Today, Agnew is still at the mercy of the vicissitudes of life. He’s gentle, reflective and kind. But also twitchy, restless. There’s a lingering sense of regret lurking there, a feeling that perhaps he could’ve been one of the greats of Scottish comedy, had his life not turned out the way it did. He’s not that tech savvy, and feels his knack for storytelling doesn’t translate well in the era of shortform social media clips. But he’s not finished yet. 

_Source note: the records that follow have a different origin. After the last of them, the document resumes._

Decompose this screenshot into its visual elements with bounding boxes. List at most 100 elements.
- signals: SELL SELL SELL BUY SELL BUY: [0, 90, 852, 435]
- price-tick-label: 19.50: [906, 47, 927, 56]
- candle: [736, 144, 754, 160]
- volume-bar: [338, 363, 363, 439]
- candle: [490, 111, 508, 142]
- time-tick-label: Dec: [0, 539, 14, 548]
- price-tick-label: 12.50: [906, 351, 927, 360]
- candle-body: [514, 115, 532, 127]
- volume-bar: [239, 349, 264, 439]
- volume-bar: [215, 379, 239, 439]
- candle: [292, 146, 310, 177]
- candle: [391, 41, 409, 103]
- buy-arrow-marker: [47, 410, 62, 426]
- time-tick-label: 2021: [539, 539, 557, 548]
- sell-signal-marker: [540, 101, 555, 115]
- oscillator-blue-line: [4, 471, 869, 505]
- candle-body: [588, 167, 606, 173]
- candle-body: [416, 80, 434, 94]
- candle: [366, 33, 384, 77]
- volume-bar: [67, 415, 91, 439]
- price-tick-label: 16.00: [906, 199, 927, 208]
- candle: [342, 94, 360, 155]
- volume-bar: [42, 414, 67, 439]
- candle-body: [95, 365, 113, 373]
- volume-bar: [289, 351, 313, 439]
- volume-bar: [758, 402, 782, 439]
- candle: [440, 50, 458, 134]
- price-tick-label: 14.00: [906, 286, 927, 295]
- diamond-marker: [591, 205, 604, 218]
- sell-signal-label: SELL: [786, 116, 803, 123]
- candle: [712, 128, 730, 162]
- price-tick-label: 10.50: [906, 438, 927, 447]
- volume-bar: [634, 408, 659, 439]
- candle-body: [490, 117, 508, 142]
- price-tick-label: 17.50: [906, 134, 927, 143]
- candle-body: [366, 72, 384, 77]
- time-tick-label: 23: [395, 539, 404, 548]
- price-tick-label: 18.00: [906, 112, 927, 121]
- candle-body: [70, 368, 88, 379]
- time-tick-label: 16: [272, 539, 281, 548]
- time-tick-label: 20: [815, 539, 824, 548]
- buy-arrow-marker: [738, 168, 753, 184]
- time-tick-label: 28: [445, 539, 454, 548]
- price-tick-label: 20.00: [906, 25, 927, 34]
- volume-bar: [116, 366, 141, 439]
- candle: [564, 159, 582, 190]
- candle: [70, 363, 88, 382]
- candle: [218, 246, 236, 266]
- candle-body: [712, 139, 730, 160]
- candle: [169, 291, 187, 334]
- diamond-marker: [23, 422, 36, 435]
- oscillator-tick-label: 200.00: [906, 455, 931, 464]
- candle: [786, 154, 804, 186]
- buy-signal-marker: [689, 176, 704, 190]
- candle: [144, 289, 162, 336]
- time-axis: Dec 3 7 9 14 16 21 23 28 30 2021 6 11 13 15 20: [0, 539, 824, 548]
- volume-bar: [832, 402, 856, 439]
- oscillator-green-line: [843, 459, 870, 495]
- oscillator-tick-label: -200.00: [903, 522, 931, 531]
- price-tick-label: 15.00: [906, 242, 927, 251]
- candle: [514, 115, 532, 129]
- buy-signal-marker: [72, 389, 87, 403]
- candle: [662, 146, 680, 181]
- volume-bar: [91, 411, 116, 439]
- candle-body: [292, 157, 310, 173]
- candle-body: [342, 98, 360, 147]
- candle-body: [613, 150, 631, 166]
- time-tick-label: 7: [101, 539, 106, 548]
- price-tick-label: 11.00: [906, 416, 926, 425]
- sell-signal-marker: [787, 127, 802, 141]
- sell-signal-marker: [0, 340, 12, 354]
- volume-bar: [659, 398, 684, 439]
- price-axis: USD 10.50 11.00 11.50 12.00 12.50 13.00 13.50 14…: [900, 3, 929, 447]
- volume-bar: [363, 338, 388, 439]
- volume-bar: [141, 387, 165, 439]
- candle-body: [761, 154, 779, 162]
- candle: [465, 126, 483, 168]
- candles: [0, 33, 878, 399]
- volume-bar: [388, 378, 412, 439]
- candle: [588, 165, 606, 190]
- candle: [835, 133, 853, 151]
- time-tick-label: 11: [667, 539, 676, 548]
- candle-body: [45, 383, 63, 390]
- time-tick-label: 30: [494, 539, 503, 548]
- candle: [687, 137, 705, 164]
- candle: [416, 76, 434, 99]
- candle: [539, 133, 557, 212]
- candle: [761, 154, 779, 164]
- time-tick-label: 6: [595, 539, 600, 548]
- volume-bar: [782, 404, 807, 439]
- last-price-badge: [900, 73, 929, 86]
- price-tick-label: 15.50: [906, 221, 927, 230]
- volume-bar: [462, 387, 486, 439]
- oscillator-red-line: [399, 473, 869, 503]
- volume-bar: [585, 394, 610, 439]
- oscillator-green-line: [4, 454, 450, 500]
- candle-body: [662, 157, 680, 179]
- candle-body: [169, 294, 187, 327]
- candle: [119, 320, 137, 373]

In 2024, he made a BBC radio series, ‘Dead Man Talking’, “telling the story of how he died and the musings over mortality that have dominated his life”. He’s currently co-hosting a podcast, ‘Matters of the Heart, and other Failures’, about heart health, with former SNP advisor Nathan Sparling, with regular episodes in spite of Sparling’s legal troubles. Later this year, Agnew brings his new show, ‘Pure Mince’, to the Glasgow International Comedy Festival. “Scotland’s only zombie comedian regales you with further tales of battling back from the dead — stayin’ alive isn’t as easy as you’d think,” quips the flyer.  

In truth, Agnew is at a low ebb. A string of deaths have rocked him: his beloved support worker, Paula McCabe, whom he met at a HIV charity, died in November 2023. This was followed by Godley in 2024, whose passing is still clearly raw, despite several hilarious stories he shares about her. Gary Little, another comedian who helped him when he needed it most, died last year. And 2026 began with the death of Christopher “The Ram” Broomfield, who had become a father figure to Agnew, aged 69. 

The glut of grief has left Agnew “exposed and vulnerable” as he mourns. It’s been 10 years since his HIV diagnosis and recovery. “I’ve lost a lot of people from around that time that helped me get off drugs,” he says. This time though, he’s not going back to his old ways. “It’s been a grim three or four years,” he writes in a message, “but we honour them by going on”.